What’s your name, alias, and alibi and where do you currently reside?

My name is Chris Joyner, they call me Ceej because I awkwardly insist they do, I never left my house that day and and I live in Montreal.

How long have you been doing comedy?

I’ve had a twitter account for a year, and one time i absolutely killed it at a party with a joke about masturbating in the snow, so 15 years.

What do you honestly think of The Twitter?

I was on the fence about it my first month and then I read a Rob Delaney tweet about Dick Cheney’s heart turning a nurse into a spider goat.
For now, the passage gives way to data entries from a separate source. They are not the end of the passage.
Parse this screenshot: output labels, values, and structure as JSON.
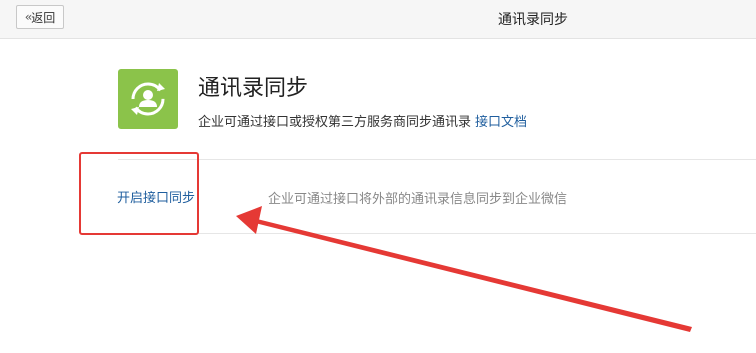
{
  "header": {
    "back_label": "返回",
    "title": "通讯录同步"
  },
  "app": {
    "title": "通讯录同步",
    "description": "企业可通过接口或授权第三方服务商同步通讯录",
    "doc_link": "接口文档",
    "icon": "contacts-sync-icon",
    "icon_color": "#8bc34a"
  },
  "sync": {
    "enable_label": "开启接口同步",
    "description": "企业可通过接口将外部的通讯录信息同步到企业微信"
  },
  "annotation": {
    "color": "#e53935"
  }
}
That tweet opened doors, man. Doors of the mind. Mental doors, brother. Doors with windows, man. I love twitter.

What would you do on a Zepplin?

I do not trust the flight science of a zepplin and it would be next to impossible to get me on one. If you see me on a zepplin it’s part of a Taken type scenario, and my dad is about to kill everybody.

Who’s your favorite comedian right now?

I saw Louis CK do an amazing set and I like his show. Once I saw Horatio Sanz drunkenly wave a rubber cock around on stage for 5 minutes.

What magazine would you like to see published?

A scene magazine for fancy cats with dyslexia that would be called Cat Fancy (they would see it as Fancy Cat).

Watercolors?

The last watercolor I did was a bunch of tiny whales and sharks and some seals that make up a bigger whale. I don’t understand the question.

What’s the worst part about comedy?

When a news event turns everyone into a topical swarm of Jay Lenos.

What’s the best part about comedy?

Feeling a strong connection with a total stranger when they articulate a sentiment that resonates with you.

What are the five topics you tweet about the most?

Things that are always funny include ham, bees, grandparents, police and jean jackets. Things that are never funny include cocaine jokes and not liking Monday.

How often do you tweet?

I try to take it easy on people and keep it under 5 a day.

What do you wish more people would joke about?

Hair. Braids, ponytails, perms.

What celebrity would you like to arm-wrestle?

I’m going to have to say Natalie Portman. She seems small, and after the win I could easily throw her through some drywall. I am very strong.

What’s your favorite condiment that hasn’t been invented yet?

Skittle chutney, and now it has been invented.

What would stop you from doing comedy?

Probably a football to the nutsack then an anvil falling on my head then a piano after that.

Do you any advice for people, just in general?

For the ladies, summer dresses are delightful and timeless. For guys, never underestimate the importance of some type of sleeve.